Friday, February 13, 2009

Episcopal Symptoms

Sunday, as a favor to a friend, I went to an Episcopal church I had attended in the 1980s, located about ten blocks north of the White House. To my great disappointment, its peculiarly Episcopal symptoms of the terminal illness affecting Christianity convinced me of the relative wisdom of my current apostasy and agnosticism.

First, of course, the church was near empty at the mid-morning second service of the day, typically the best attended. They'd disguised it with the oldest church trick in the book: removal of pews. But the church still looked empty.

Second, the black female homilist was a walking, talking Republican advertisement against affirmative action. It wasn't bad enough that she read her flat, uninspiring and derivative sermon. She simply could not read! I'm not kidding. The words and their pronunciation were entirely foreign to her, although she spoke with an accent as American as apple pie.

Third, there were a slew of announcements by church committee heads. All expressed that false American Protestant cheer ("ha, ha") to signal the good, clean fun of a book and CD sale or the fulfillment of hearing teens' "profound" questions to the church's seminarian about his trip to the Military Republic of Kumbaya, where distressing things are happening. They all made a pitch for more volunteers since, from the look of things, they were the only members of their activities -- and no wonder.

The rector (not the homilist) was the parish's second female in that position, not the elegant former actress I had had a hand in selecting, but one who made an earnest Episcopal try to sound horsey and look dowdy, all reinforced by robust bursts of entirely forced laughter.

Let's not leave out the after-service coffee and its swarm of men with bejewelled ears and tones borrowed from their mothers.

No wonder the Episcopal Church is falling apart.


Anonymous said...

You need to get your Kierkegaard books out again. Christianity and Christendom are not the same thing. Crab all you want to about "Christians" who aren't reflecting Christianity - they have existed for as long as Christianity has. It still isn’t a good excuse for agnosticism.

Anne said...

All the churches are falling apart.

Can I sell you an indulgence?

Geneviève said...
This comment has been removed by the author.
Cecilieaux said...

Anonymous: I don't understand how Christians can hide behind responses like yours.

Anne: no, thanks, I'm indulgent enough as it is.
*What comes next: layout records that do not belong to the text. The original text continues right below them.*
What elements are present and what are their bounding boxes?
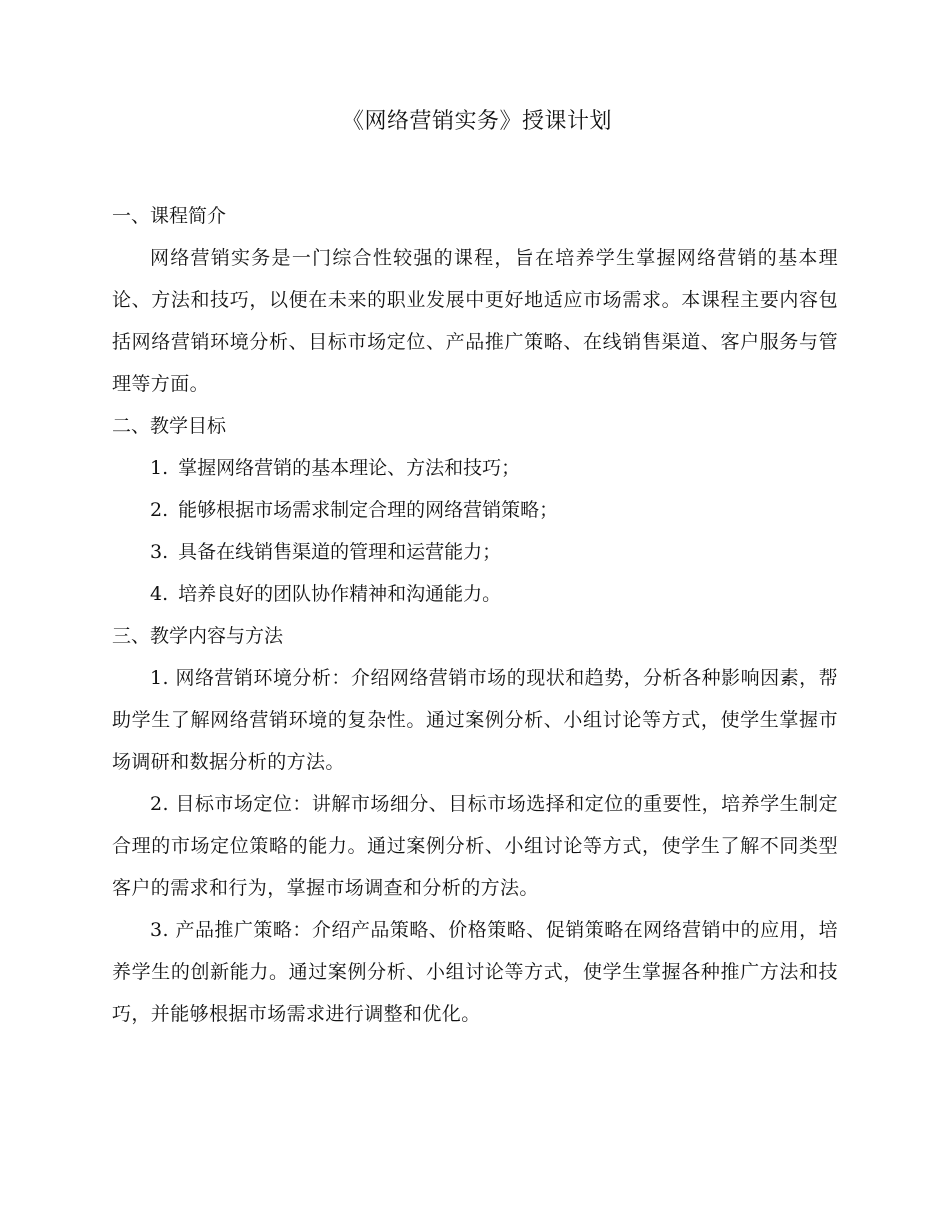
section-teaching-content	[112, 615, 838, 1035]
goal-list	[112, 447, 838, 615]
section-course-intro	[112, 195, 838, 405]
section-heading: 三、教学内容与方法	[112, 625, 284, 647]
section-teaching-goals	[112, 405, 838, 615]
list-item	[112, 573, 838, 615]
section-heading: 二、教学目标	[112, 415, 227, 437]
list-item	[112, 531, 838, 573]
paragraph: 1. 网络营销环境分析：介绍网络营销市场的现状和趋势，分析各种影响因素，帮助学生了解网络营销环境的复杂性。通过案例分析、小组讨论等方式，使学生掌握市场调研和数据分析的方法。	[112, 667, 838, 773]
list-item	[112, 489, 838, 531]
list-item-number: 3.	[150, 541, 169, 563]
list-item	[112, 447, 838, 489]
document-body	[112, 195, 838, 1035]
list-item-text: 掌握网络营销的基本理论、方法和技巧；	[178, 457, 521, 479]
list-item-text: 培养良好的团队协作精神和沟通能力。	[178, 583, 502, 605]
paragraph: 3. 产品推广策略：介绍产品策略、价格策略、促销策略在网络营销中的应用，培养学生的创新能力。通过案例分析、小组讨论等方式，使学生掌握各种推广方法和技巧，并能够根据市场需求进行调整和优化。	[112, 919, 838, 1025]
list-item-number: 4.	[150, 583, 169, 605]
list-item-text: 能够根据市场需求制定合理的网络营销策略；	[178, 499, 559, 521]
document-title: 《网络营销实务》授课计划	[341, 109, 612, 134]
paragraph: 2. 目标市场定位：讲解市场细分、目标市场选择和定位的重要性，培养学生制定合理的市场定位策略的能力。通过案例分析、小组讨论等方式，使学生了解不同类型客户的需求和行为，掌握市场调查和分析的方法。	[112, 793, 838, 899]
list-item-number: 2.	[150, 499, 169, 521]
list-item-text: 具备在线销售渠道的管理和运营能力；	[178, 541, 502, 563]
section-heading: 一、课程简介	[112, 205, 227, 227]
list-item-number: 1.	[150, 457, 169, 479]
paragraph: 网络营销实务是一门综合性较强的课程，旨在培养学生掌握网络营销的基本理论、方法和技巧，以便在未来的职业发展中更好地适应市场需求。本课程主要内容包括网络营销环境分析、目标市场定位、产品推广策略、在线销售渠道、客户服务与管理等方面。	[112, 247, 838, 395]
Re comment removal: I have never removed a comment. "By the author" means by the author of the comment, not the author of the blog.

Anonymous said...

And I don't understand how apostates can hide behind words like yours.

Cecilieaux said...

I don't see any hiding on my part, Anonymous. My words call things out as I see them. You may not like them, but that's another story.
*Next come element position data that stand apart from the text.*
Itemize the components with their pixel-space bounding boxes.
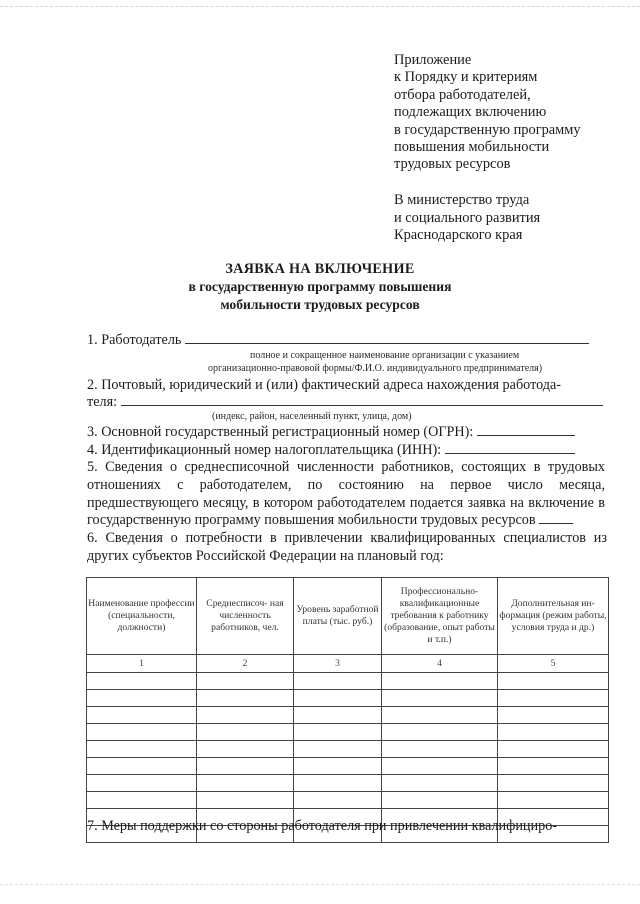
table-row xyxy=(87,741,609,758)
table-cell[interactable] xyxy=(294,758,382,775)
scan-top-edge xyxy=(0,6,640,8)
appendix-line: повышения мобильности xyxy=(394,139,550,156)
table-cell[interactable] xyxy=(498,758,609,775)
table-cell[interactable] xyxy=(498,775,609,792)
table-cell[interactable] xyxy=(294,775,382,792)
headcount-text: 5. Сведения о среднесписочной численности работников, состоящих в трудовых отношениях с работодателем, по состоянию на первое число месяца, предшествующего месяцу, в котором работодателем подается заявка на включение в государственную программу повышения мобильности трудовых ресурсов xyxy=(87,459,605,529)
ogrn-field[interactable] xyxy=(477,435,575,436)
table-row xyxy=(87,792,609,809)
column-header: Наименование профессии (специальности, должности) xyxy=(87,578,197,655)
table-cell[interactable] xyxy=(197,690,294,707)
table-cell[interactable] xyxy=(197,724,294,741)
table-cell[interactable] xyxy=(87,673,197,690)
item-support xyxy=(87,818,607,835)
item-address xyxy=(87,377,607,394)
table-cell[interactable] xyxy=(87,792,197,809)
item-employer xyxy=(87,332,607,349)
addressee-line: В министерство труда xyxy=(394,192,530,208)
table-row xyxy=(87,673,609,690)
table-cell[interactable] xyxy=(87,775,197,792)
table-cell[interactable] xyxy=(294,673,382,690)
employer-label: 1. Работодатель xyxy=(87,332,182,348)
table-cell[interactable] xyxy=(294,690,382,707)
column-number: 4 xyxy=(382,655,498,673)
table-cell[interactable] xyxy=(197,673,294,690)
column-number: 5 xyxy=(498,655,609,673)
column-number: 1 xyxy=(87,655,197,673)
table-cell[interactable] xyxy=(294,724,382,741)
document-title: ЗАЯВКА НА ВКЛЮЧЕНИЕ xyxy=(225,261,415,277)
item-inn xyxy=(87,442,607,459)
employer-hint: полное и сокращенное наименование организации с указанием xyxy=(250,350,520,361)
table-cell[interactable] xyxy=(382,707,498,724)
column-number: 2 xyxy=(197,655,294,673)
table-cell[interactable] xyxy=(87,724,197,741)
table-cell[interactable] xyxy=(382,673,498,690)
table-cell[interactable] xyxy=(87,758,197,775)
table-cell[interactable] xyxy=(87,741,197,758)
appendix-line: в государственную программу xyxy=(394,121,581,138)
table-row xyxy=(87,724,609,741)
scan-bottom-edge xyxy=(0,884,640,886)
column-header: Уровень заработной платы (тыс. руб.) xyxy=(294,578,382,655)
table-cell[interactable] xyxy=(382,690,498,707)
table-cell[interactable] xyxy=(498,673,609,690)
table-cell[interactable] xyxy=(294,792,382,809)
table-cell[interactable] xyxy=(498,690,609,707)
appendix-block xyxy=(394,52,581,174)
support-text: 7. Меры поддержки со стороны работодателя при привлечении квалифициро- xyxy=(87,818,558,834)
table-cell[interactable] xyxy=(294,741,382,758)
appendix-line: Приложение xyxy=(394,52,472,68)
table-row xyxy=(87,690,609,707)
table-cell[interactable] xyxy=(294,707,382,724)
table-cell[interactable] xyxy=(87,690,197,707)
column-header: Среднесписоч- ная численность работников, чел. xyxy=(197,578,294,655)
addressee-line: Краснодарского края xyxy=(394,227,523,244)
appendix-line: к Порядку и критериям xyxy=(394,69,538,86)
demand-text: 6. Сведения о потребности в привлечении квалифицированных специалистов из других субъектов Российской Федерации на плановый год: xyxy=(87,530,607,564)
employer-hint: организационно-правовой формы/Ф.И.О. индивидуального предпринимателя) xyxy=(208,363,543,374)
table-cell[interactable] xyxy=(197,775,294,792)
item-headcount xyxy=(87,459,605,530)
inn-label: 4. Идентификационный номер налогоплательщика (ИНН): xyxy=(87,442,442,458)
demand-table xyxy=(86,577,609,843)
address-label: 2. Почтовый, юридический и (или) фактический адреса нахождения работода- xyxy=(87,377,562,393)
table-cell[interactable] xyxy=(382,792,498,809)
ogrn-label: 3. Основной государственный регистрационный номер (ОГРН): xyxy=(87,424,474,440)
table-number-row xyxy=(87,655,609,673)
table-row xyxy=(87,758,609,775)
item-ogrn xyxy=(87,424,607,441)
inn-field[interactable] xyxy=(445,453,575,454)
appendix-line: трудовых ресурсов xyxy=(394,156,511,173)
column-number: 3 xyxy=(294,655,382,673)
table-cell[interactable] xyxy=(87,707,197,724)
column-header: Дополнительная ин- формация (режим работы, условия труда и др.) xyxy=(498,578,609,655)
document-subtitle: в государственную программу повышения xyxy=(188,279,452,295)
table-cell[interactable] xyxy=(382,758,498,775)
headcount-field[interactable] xyxy=(539,523,573,524)
addressee-line: и социального развития xyxy=(394,209,541,226)
appendix-line: подлежащих включению xyxy=(394,104,547,121)
table-cell[interactable] xyxy=(382,724,498,741)
table-cell[interactable] xyxy=(498,741,609,758)
table-cell[interactable] xyxy=(498,707,609,724)
item-demand xyxy=(87,530,607,565)
document-heading xyxy=(100,261,540,313)
document-subtitle: мобильности трудовых ресурсов xyxy=(220,296,420,312)
table-cell[interactable] xyxy=(382,775,498,792)
table-cell[interactable] xyxy=(197,741,294,758)
address-field[interactable] xyxy=(121,405,603,406)
appendix-line: отбора работодателей, xyxy=(394,86,531,103)
table-row xyxy=(87,775,609,792)
table-header-row xyxy=(87,578,609,655)
table-cell[interactable] xyxy=(197,758,294,775)
addressee-block xyxy=(394,192,540,245)
employer-field[interactable] xyxy=(185,343,589,344)
table-cell[interactable] xyxy=(498,792,609,809)
table-cell[interactable] xyxy=(382,741,498,758)
table-row xyxy=(87,707,609,724)
item-address-cont xyxy=(87,394,607,411)
table-cell[interactable] xyxy=(498,724,609,741)
table-cell[interactable] xyxy=(197,707,294,724)
address-hint: (индекс, район, населенный пункт, улица, дом) xyxy=(212,411,412,422)
column-header: Профессионально- квалификационные требования к работнику (образование, опыт работы и т.п.) xyxy=(382,578,498,655)
table-cell[interactable] xyxy=(197,792,294,809)
address-label: теля: xyxy=(87,394,118,410)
On the other hand, for Christians to keep insisting that "oh, well, there have always been some bad apples" is simply absurd. It shows just how little you have to say for yourselves. After 2,000 years the best you can do is shrug and sigh? Please!

Lisa said...

Cecilio, you're too smart a man to be suckered into stating things like "the people who use the product suck, so the product itself must suck" - yes, every religion on the plantet has, unfortunately, human beings in it. And people are quite often smelly, rude, obnoxious, and inane and/or insane. As well as a number of other adjectives I could use. And yet, good men and women from all over the world, from every culture have risen above the seething slime of the masses and offered their lives for them. Why? Are the good insane? Or does something or Someone inspire them. You say you're an agnostic - so you believe in some sort of "higher power" - isn't that just a cop out of someone who's not willing to commit? Someone who takes their own anger and frustration with TPTB, and shoots themselves in the foot? Gotta wonder...

Cecilieaux said...

What you forget is that the "product" is supposed to convince people not to suck, so to speak. The product just doesn't work.